His brilliance was evident early on. The son of parents who were writers, Huntington graduated from Yale at 18, and at the age of just 23 was on the faculty at Harvard. To the end, teaching remained his passion. "It is difficult for me to imagine a more rewarding or enjoyable career than teaching here, particularly teaching undergraduates," he wrote in a retirement letter to Harvard's president in 2007.
The enthusiasm was reciprocated. Over the years, Huntington inspired generations of scholars and foreign-policy makers, many of them conservatives and neo-conservatives like Francis Fukuyama, Stephen Rosen and Eliot Cohen. But their mentor's hawkishess had its limits. He did not, for instance, support George W. Bush's invasion of Iraq in 2003.
Controversy accompanied Huntington from the outset. His first book, The Soldier and the State: the theory and politics of civil-military relations (1957), managed to infuriate both liberals and conservatives – the former because of its open admiration of the military, the latter because he nonetheless insisted on total civilian control of the armed forces.
Other books followed, including Political Power: USA/USSR, a 1964 study of international relations during the Cold War co-authored with Zbigniew Brzezinski, later to become President Carter's national security adviser. In 1968 Huntington published Political Order in Changing Societies, which drew fire from the traditional development lobby by arguing that what mattered most for a third world country's advancement was not necessarily democracy, but strong political authority.
Nothing however quite matched the storm generated by The Clash of Civilisations, published in 1996 and translated into 39 languages. Based on a 1993 article in Foreign Affairs, it challenged the comfortable belief that with the collapse of Communism, the triumph of Western-style liberal market capitalism was assured.
Huntington warned that any vacuum would be quickly filled by cultural tensions. He divided the world into seven basic "civilisations": Latin American, Confucian, Japanese, Hindu, Slavic-Orthodox, Islam and the West – with an especial risk of friction between the last two. For critics, the theory was at best a gross oversimplification, at worst a manifesto for enduring Western supremacy.

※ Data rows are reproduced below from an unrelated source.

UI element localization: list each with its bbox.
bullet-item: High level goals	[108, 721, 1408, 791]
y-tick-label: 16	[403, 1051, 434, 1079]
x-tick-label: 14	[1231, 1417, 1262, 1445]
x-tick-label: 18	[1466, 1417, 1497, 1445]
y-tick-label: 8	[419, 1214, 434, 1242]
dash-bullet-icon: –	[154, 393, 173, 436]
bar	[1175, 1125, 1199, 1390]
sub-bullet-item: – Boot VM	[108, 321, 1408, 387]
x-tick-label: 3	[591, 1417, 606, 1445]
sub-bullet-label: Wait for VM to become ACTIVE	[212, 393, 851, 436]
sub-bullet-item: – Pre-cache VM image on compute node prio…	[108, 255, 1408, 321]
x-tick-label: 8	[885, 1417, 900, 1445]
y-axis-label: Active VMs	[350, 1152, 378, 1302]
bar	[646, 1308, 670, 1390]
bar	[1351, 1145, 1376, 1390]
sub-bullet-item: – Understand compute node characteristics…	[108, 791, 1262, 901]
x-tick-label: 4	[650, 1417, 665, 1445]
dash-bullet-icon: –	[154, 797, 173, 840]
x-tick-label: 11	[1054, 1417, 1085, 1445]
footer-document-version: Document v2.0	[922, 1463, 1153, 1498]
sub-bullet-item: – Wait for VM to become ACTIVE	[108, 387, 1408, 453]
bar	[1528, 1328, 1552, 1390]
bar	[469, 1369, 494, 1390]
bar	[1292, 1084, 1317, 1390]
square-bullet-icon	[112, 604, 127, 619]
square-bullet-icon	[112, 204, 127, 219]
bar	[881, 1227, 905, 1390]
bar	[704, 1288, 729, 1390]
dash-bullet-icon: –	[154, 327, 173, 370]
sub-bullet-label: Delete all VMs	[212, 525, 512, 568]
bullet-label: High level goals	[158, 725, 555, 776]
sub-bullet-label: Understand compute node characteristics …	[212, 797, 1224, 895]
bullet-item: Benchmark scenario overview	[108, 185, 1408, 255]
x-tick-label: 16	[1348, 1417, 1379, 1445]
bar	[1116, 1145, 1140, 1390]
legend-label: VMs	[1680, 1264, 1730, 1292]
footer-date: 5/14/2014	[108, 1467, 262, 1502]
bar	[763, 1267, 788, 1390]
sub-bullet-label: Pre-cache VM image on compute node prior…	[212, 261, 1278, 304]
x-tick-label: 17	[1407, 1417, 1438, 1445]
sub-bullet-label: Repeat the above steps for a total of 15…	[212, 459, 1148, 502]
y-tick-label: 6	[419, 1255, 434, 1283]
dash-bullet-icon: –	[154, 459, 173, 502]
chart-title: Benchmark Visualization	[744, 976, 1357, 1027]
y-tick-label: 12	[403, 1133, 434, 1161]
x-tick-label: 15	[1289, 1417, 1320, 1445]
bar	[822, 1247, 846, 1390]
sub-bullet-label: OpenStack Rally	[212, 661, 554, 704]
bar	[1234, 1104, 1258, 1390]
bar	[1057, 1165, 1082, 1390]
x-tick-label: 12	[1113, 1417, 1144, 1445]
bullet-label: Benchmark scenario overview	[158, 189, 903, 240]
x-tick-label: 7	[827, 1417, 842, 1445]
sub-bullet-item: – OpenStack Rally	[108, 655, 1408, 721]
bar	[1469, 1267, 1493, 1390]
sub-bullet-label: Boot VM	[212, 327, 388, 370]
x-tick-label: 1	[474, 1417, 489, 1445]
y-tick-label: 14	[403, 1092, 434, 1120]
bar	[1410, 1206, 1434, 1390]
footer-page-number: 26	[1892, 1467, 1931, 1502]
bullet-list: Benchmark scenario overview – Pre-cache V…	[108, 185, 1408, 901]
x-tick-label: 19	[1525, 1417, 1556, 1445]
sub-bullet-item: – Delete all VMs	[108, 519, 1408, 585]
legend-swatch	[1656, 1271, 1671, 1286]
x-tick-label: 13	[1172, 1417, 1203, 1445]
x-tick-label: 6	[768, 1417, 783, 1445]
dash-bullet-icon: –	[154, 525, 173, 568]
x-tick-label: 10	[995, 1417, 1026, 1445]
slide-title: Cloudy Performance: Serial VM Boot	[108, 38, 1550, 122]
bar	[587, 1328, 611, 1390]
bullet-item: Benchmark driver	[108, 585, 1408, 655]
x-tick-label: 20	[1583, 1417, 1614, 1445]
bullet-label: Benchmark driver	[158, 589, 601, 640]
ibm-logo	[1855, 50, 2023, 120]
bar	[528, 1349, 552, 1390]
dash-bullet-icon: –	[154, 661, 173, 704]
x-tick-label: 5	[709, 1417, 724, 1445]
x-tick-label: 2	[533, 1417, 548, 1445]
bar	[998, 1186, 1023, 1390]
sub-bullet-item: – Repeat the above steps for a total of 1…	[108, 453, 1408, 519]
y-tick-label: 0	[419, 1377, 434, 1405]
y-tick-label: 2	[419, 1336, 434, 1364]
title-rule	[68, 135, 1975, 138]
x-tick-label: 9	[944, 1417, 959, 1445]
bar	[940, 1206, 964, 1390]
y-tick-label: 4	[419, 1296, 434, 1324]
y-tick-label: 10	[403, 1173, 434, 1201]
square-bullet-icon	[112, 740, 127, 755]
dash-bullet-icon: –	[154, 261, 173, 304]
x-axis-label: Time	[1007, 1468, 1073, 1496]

Be that as it may, the prescience of certain paragraphs was extraordinary. Huntington declared that the West had "won the world not by the superiority of its ideas or values or religion, but rather by its superiority in applying organised violence. Westerners often forget this fact, non-Westerners never do". Thus a lingering, potentially deadly resentment, especially in Muslim countries: "Somewhere in the Middle East," he wrote, "a half-dozen young men could well be dressed in jeans, drinking Coke, listening to rap and, between their bows to Mecca, putting together a bomb to blow up an American airliner". In September 2001, less than two dozen such young men carried out attacks on not one, but four American airliners.
True to form, Huntington's final book, Who Are We?: the challenges to America's national identity also stirred the pot. Published in 2004, it expressed doubts that the US could assimilate Hispanic immigrants – legal and illegal – at the current pace, and suggested that the country was best off as a Protestant, English-speaking nation.
Once again, right-minded progressives were outraged. But the reaction to Who Are We, like the furore created by its predecessors, merely bore out the judgement of Jorge Dominguez, a friend and Harvard's vice-provost for International Affairs. Huntington, said Dominguez, was "a giant of political science world wide," with "a knack for asking the crucially important but often inconvenient question".
Rupert Cornwell
Samuel Phillips Huntington, political scientist: born New York 27 April 1927; married 1957 Nancy Arkelyan (two sons); died Martha's Vineyard, Massachusetts 24 December 2008.